Non ho il rimpianto di aver chiuso definitivamente con qualcuno, non ho il rimpianto di aver taciuto i miei pensieri e di essere arrivata troppo tardi, non sento il rimpianto di non essere stata chiara. Ma ho quello di non aver capito, qualche volta, quando ce ne sarebbe stato bisogno. Ho il rimpianto di non essere cresciuta con due genitori al mio fianco, ma delle famiglie che ho saputo costruirmi sono fiera e niente, niente rimpiango.

A volte capita di sentire qualcuno confessare mestamente “non gli ho mai detto che gli volevo bene”…Questo rimpianto non lo conosco, perché i miei sentimenti sono manifesti, per abitudine, per carattere, forgiato da un affetto zoppicante ma robusto. Bisognerebbe evitarseli i rimpianti, fermarsi un po’ di più a pensare, prevenirli come si fa con le carie…


6 marzo 2009

pregiudizi

Ai più grandi pensatori, scienziati, scrittori, pittori…creatori in genere, è accaduto di essere derisi e, nella più gentile delle ipotesi, non compresi. Mi viene in mente una delle critiche più bizzarre mosse a Marguerite Yourcenar a proposito del suo capolavoro Memorie di Adriano: “virilità di pensiero” e “stile maschio”. La Yourcenar fu perseguitata a lungo da questi pregiudizi poiché all’epoca molti giornali e riviste letterarie uscirono con espressioni qualificanti come “fermezza virile del suo stile”, “libri poco femminili per la scelta degli argomenti”.

Nella meravigliosa biografia della scrittrice, Josyane Savigneau commenta

“[…] Se un uomo, invece che i Mémoires d'Hadrien avesse scritto in prima persona un magnifico ritratto di donna, chi si sarebbe sognato di parlare della “deliziosa femminilità del suo stile”? […]”


Tra le tante mancanze che ancora si perpetuano nei confronti delle donne, mi pare ci sia questa continua negazione del suo sapere, quasi uno sminuire penoso che cela spesso un senso di inferiorità intellettuale...


Marguerite Yourcenar muore, nel 1987, altamente superiore a quei pregiudizi i quali, invece, sopravvivono a dispetto di tutto.

Così qualche giorno fa una studentessa inglese fa notizia perché da “perfetta bruttina” ha stravinto per la sua conoscenza e memoria in un quiz televisivo molto in voga in Inghilterra.
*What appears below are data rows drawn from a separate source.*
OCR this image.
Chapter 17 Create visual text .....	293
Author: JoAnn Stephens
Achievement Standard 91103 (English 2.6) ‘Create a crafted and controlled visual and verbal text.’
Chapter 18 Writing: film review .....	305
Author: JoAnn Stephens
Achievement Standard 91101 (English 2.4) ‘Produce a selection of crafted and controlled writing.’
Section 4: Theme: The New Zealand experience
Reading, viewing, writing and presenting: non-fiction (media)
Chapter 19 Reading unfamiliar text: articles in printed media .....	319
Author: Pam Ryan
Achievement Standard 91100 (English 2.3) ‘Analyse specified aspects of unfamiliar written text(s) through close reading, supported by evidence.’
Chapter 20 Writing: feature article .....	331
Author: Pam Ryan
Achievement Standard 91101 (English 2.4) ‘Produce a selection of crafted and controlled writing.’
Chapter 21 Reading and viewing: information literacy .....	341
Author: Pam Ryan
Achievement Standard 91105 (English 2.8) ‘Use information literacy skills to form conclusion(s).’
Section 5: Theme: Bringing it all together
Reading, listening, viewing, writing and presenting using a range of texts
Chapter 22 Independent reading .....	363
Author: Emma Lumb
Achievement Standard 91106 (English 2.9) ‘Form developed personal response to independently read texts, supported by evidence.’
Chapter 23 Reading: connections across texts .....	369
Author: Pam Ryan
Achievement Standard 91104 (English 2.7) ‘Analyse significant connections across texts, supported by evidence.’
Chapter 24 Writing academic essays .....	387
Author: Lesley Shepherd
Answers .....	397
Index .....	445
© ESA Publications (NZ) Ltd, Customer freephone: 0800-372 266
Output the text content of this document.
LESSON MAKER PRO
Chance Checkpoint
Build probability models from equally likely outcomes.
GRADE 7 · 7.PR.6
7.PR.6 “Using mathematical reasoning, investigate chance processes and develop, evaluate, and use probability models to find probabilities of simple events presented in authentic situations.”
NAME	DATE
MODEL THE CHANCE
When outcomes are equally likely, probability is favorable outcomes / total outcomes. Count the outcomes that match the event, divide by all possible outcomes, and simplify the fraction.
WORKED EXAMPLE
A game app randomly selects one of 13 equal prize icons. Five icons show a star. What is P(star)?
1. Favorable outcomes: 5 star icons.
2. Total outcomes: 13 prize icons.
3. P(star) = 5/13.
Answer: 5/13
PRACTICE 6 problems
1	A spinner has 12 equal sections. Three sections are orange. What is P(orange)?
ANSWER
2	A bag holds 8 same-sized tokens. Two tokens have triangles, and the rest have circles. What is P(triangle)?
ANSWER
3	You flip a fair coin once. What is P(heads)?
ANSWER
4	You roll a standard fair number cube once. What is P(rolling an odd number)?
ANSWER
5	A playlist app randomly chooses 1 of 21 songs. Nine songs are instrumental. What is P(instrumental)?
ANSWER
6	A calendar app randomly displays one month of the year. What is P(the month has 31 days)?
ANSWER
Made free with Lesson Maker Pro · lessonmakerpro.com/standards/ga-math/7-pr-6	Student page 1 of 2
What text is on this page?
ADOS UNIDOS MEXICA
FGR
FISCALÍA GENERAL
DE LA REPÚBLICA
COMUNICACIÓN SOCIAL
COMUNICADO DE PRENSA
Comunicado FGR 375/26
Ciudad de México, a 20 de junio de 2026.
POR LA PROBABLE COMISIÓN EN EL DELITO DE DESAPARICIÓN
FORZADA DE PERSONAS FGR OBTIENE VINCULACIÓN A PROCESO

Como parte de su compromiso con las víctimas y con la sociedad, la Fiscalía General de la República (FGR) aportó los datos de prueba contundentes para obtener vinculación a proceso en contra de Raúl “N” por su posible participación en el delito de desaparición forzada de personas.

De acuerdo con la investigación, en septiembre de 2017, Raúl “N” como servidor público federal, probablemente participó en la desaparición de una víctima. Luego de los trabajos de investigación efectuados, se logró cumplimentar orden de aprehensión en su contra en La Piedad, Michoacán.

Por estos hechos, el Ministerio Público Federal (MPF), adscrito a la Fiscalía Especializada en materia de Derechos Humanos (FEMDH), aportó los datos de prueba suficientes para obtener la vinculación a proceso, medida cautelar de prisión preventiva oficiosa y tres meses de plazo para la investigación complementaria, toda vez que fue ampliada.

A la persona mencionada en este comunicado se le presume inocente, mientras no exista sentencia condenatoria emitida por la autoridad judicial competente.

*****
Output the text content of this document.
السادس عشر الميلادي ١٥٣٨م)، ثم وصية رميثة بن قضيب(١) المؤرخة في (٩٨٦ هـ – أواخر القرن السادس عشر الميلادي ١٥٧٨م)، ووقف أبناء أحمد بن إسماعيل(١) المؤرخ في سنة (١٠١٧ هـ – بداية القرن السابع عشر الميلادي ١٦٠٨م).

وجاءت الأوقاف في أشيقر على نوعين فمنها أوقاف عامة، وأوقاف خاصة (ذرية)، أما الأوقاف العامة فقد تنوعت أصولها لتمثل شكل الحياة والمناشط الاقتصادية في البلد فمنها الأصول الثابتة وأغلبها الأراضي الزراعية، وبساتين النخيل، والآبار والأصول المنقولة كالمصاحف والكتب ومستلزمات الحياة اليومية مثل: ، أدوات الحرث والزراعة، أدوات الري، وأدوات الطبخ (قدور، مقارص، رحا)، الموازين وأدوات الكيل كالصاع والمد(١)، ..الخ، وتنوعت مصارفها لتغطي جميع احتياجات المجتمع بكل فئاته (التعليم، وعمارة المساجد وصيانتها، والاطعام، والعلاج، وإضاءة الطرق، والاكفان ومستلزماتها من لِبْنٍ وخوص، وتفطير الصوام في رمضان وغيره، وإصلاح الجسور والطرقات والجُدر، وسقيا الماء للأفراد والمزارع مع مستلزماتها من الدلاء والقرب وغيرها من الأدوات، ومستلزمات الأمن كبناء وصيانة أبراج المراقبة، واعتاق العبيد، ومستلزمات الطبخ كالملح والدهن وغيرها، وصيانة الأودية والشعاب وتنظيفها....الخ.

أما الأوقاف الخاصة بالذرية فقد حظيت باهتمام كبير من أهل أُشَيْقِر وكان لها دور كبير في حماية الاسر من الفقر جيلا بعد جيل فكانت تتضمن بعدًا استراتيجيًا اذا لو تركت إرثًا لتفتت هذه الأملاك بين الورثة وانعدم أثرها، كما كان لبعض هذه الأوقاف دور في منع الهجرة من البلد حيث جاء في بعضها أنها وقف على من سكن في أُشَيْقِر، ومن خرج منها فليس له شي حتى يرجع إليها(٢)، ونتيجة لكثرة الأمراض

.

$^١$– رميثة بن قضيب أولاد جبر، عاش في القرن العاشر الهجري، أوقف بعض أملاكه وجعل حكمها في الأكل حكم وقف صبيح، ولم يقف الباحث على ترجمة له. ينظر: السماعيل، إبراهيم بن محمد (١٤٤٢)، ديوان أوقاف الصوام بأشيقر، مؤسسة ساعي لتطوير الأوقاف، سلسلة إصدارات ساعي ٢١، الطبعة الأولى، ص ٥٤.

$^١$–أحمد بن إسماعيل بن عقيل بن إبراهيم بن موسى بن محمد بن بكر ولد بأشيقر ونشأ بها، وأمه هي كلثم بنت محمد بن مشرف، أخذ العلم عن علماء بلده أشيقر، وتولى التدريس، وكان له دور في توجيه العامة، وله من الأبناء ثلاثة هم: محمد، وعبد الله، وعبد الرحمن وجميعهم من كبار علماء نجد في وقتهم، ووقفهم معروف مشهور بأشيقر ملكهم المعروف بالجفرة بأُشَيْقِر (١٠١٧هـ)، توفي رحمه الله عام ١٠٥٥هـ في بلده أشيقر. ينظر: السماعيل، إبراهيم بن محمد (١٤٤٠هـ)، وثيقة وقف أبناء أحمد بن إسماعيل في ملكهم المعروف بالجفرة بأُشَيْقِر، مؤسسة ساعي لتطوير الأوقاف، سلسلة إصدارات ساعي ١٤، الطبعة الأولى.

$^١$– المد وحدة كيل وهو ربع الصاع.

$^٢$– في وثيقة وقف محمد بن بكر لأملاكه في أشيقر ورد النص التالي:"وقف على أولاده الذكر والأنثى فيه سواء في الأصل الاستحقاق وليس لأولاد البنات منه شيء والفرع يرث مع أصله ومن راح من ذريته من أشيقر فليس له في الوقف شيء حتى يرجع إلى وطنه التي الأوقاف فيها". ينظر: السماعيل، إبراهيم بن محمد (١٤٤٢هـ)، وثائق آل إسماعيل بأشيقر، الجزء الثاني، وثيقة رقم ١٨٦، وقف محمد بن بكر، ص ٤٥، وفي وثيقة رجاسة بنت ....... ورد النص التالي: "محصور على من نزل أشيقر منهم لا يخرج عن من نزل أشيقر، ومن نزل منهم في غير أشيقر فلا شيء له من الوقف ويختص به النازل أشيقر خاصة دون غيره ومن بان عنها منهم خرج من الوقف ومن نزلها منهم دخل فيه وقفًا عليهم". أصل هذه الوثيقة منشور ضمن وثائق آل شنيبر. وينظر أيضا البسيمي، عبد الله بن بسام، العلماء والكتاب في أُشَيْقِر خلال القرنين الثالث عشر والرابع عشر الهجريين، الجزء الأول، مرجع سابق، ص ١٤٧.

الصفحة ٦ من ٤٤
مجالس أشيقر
Il quotidiano Daily Mail ha persino lanciato un questionario ai suoi lettori.

La domanda è “Meglio belle o intelligenti”?

La studentessa ha commentato che se avesse vinto un ragazzo non avrebbe fatto così scalpore.

Sarà dovuto, l’interesse suscitato, all’aspetto fisico della ragazza? O al fatto che a saperne tanto fosse una donna? Oppure ancora che nonostante donna e nonostante bruttina avesse superato tutte quelle prove?

Intanto alla studentessa, che si chiama Gail, è già arrivata da parte di una rivista la proposta per un calendario strapagato che lei ha prontamente rifiutato.